Sector players want Shs12 billion budget to market tourism industry
Posted Monday, February 10 2014 at 02:00
Inadequate marketing largely explains why tourists prefer going to neighbouring countries.
Uganda Investment Authority (UIA) will lobby government to increase funding for marketing tourism in North America and other selected satellite cities around the world from the current expected $9,000 (Shs221 million) to $5 million (Shs12 billion).
“Lobbying is part of our mandate,” UIA executive director Frank Sebbowa said last week in a meeting aimed at building competitiveness in tourism with a view to attract investment and employment in the sector.
He continued: “We will lobby for $5 million to be put in marketing the country’s tourism industry every year. This is something we shall start doing immediately.”
This was after tourism industry players argued that lack of marketing explains why tourists prefer going to neighbouring countries like Kenya, Rwanda and Tanzania rather than here—in Uganda.

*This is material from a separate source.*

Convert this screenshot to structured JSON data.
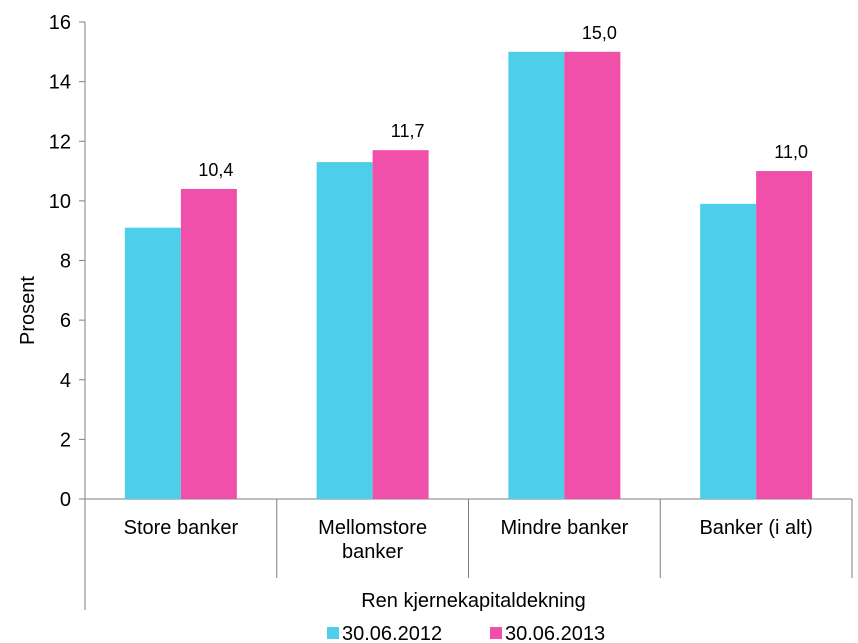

“Kenya invests more than $30million (about Shs74billion) in marketing its tourism sector, Tanzania puts $12million (about shs29billion), Rwanda $5million (shs12billion) and Burundi injects $1.5 (about Shs3.5billion) and Uganda is much less than all the other neighbouring countries,” the Executive Director, Pearl Of Africa, Ms Kelly Mac Tavish said last week.
It emerged that unlike the other countries, Uganda is hoping to invest less that Shs250million for market, an amount the industry player described as a joke.

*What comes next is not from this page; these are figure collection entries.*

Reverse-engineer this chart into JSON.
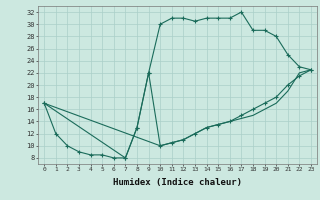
{
  "xlabel": "Humidex (Indice chaleur)",
  "bg_color": "#cce8e0",
  "line_color": "#1a6b5a",
  "grid_color": "#aacfc8",
  "xlim": [
    -0.5,
    23.5
  ],
  "ylim": [
    7,
    33
  ],
  "xticks": [
    0,
    1,
    2,
    3,
    4,
    5,
    6,
    7,
    8,
    9,
    10,
    11,
    12,
    13,
    14,
    15,
    16,
    17,
    18,
    19,
    20,
    21,
    22,
    23
  ],
  "yticks": [
    8,
    10,
    12,
    14,
    16,
    18,
    20,
    22,
    24,
    26,
    28,
    30,
    32
  ],
  "line1_x": [
    0,
    1,
    2,
    3,
    4,
    5,
    6,
    7,
    8,
    9,
    10,
    11,
    12,
    13,
    14,
    15,
    16,
    17,
    18,
    19,
    20,
    21,
    22,
    23
  ],
  "line1_y": [
    17,
    12,
    10,
    9,
    8.5,
    8.5,
    8,
    8,
    13,
    22,
    30,
    31,
    31,
    30.5,
    31,
    31,
    31,
    32,
    29,
    29,
    28,
    25,
    23,
    22.5
  ],
  "line2_x": [
    0,
    7,
    8,
    9,
    10,
    11,
    12,
    13,
    14,
    15,
    16,
    17,
    18,
    19,
    20,
    21,
    22,
    23
  ],
  "line2_y": [
    17,
    8,
    13,
    22,
    10,
    10.5,
    11,
    12,
    13,
    13.5,
    14,
    15,
    16,
    17,
    18,
    20,
    21.5,
    22.5
  ],
  "line3_x": [
    0,
    10,
    11,
    12,
    13,
    14,
    15,
    16,
    17,
    18,
    19,
    20,
    21,
    22,
    23
  ],
  "line3_y": [
    17,
    10,
    10.5,
    11,
    12,
    13,
    13.5,
    14,
    14.5,
    15,
    16,
    17,
    19,
    22,
    22.5
  ]
}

There was also an appeal that the $10million out of the $25billion provided by the world bank be injected in marketing Uganda abroad since the other half has been allocated in the establishing a school that will produce waiter and waitress—human resource for service industry—hotels.
Meanwhile, a research by the investment body enumerating challenges tourism sector is grappling with was also released. According to the report, the sector is facing constraints such as lack of identity at the international scene, double taxation of tourism facilities like hotels and minimal efforts to promote community tourism.
The minister of Tourism Maria Mutagamba said she will look at the report with a view to implement the recommendations suggested. She also agreed with the move to increase funds for marketing and applauded the State Minister for investment, Gabriel Ajedra gesture to help her lobby for the increment.